Oui, un feuilleton audiovisuel autour de cette chanson mystère. Tiens mon assiette est cassée. Ce sont des assiettes très rares qui m’ont été données par mon voisin qui a une merveilleuse boutique de choses étonnantes, une sorte de cabinet de curiosités, L’objet qui parle et comme il sait que j’aime bien la faïence, la porcelaine, les vieilles choses, il m’a dit que ces assiettes étaient très rares, qu’il en avait jamais vu en 30 ans de carrière. Ce qu’on voit dans l’assiette, c’est du lierre mauve et ça, il en a jamais vu. Quand il me les a données j’étais très heureux parce que tu sais à quoi ça m’a fait penser ? Ça m’a beaucoup fait penser au film étrange qu’on fait Cocteau et Prévert, que j’ai vu 100 fois mais dont le titre m’échappe soudainement (il s’agit de Les visiteurs du soir de Marcel Carmé avec Prévert au scénario et aux dialogues et Cocteau nulle part puisque, comme il le dira, ces deux-là n’ont jamais « collaboré en matière de cinéma », Untel a juste fait la « fusion mentale » de ce film avec La Belle et la bête – nda).
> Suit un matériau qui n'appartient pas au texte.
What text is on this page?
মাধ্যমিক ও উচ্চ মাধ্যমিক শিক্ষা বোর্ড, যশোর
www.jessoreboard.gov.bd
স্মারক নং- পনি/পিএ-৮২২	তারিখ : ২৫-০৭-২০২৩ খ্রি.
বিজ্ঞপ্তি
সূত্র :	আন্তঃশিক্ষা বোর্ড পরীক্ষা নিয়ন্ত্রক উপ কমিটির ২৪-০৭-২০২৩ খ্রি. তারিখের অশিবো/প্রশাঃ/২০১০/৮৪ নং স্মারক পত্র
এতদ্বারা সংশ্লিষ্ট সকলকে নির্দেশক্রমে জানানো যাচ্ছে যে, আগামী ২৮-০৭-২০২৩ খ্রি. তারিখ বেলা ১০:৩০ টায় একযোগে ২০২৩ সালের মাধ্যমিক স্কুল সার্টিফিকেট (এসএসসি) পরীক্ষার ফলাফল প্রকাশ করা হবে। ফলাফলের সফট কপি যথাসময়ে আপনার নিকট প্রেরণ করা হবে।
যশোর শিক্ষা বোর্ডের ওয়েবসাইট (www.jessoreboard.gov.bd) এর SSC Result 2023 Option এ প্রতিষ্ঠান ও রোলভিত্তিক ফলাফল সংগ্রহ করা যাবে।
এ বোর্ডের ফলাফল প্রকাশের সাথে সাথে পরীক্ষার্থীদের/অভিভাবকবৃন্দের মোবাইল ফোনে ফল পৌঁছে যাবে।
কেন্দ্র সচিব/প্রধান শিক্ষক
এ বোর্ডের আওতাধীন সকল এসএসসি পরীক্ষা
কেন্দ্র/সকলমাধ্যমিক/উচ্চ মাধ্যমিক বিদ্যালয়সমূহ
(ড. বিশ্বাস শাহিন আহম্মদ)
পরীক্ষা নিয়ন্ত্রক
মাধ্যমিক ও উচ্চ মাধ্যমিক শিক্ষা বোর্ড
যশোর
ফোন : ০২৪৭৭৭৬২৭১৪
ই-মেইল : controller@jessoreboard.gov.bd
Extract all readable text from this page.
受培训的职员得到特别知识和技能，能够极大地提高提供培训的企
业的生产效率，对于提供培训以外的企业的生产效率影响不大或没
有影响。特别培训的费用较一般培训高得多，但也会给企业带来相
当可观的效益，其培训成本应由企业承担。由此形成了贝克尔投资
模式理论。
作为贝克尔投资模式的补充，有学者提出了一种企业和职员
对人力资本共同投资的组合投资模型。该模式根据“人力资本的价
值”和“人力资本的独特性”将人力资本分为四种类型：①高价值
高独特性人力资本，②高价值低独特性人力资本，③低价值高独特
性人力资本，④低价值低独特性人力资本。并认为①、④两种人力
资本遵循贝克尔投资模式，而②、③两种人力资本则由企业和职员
J’ai lu le dossier de l’Opération Johnny que tu me l’a mailé. Je l’ai trouvé ultra béton, tant dans l’idée que dans la manière dont elle est déroulée. En le lisant, je me suis dit que si j’avais été producteur, j’aurais allumé un cigare et sorti le carnet de chèques !

Bah c’est ce qu’ils vont faire. Je m’aperçois que j’ai pas fait de tisane, ce qui est quand même assez dingue. En même temps, il faut jamais boire en mangeant. Alors j’ai plusieurs tisanes : j’ai des trucs purs où on fait le mélange nous-mêmes et j’ai ce mélange de Beyrouth où il y a même des cheveux de rousse, et j’ai vu que tu en étais friand…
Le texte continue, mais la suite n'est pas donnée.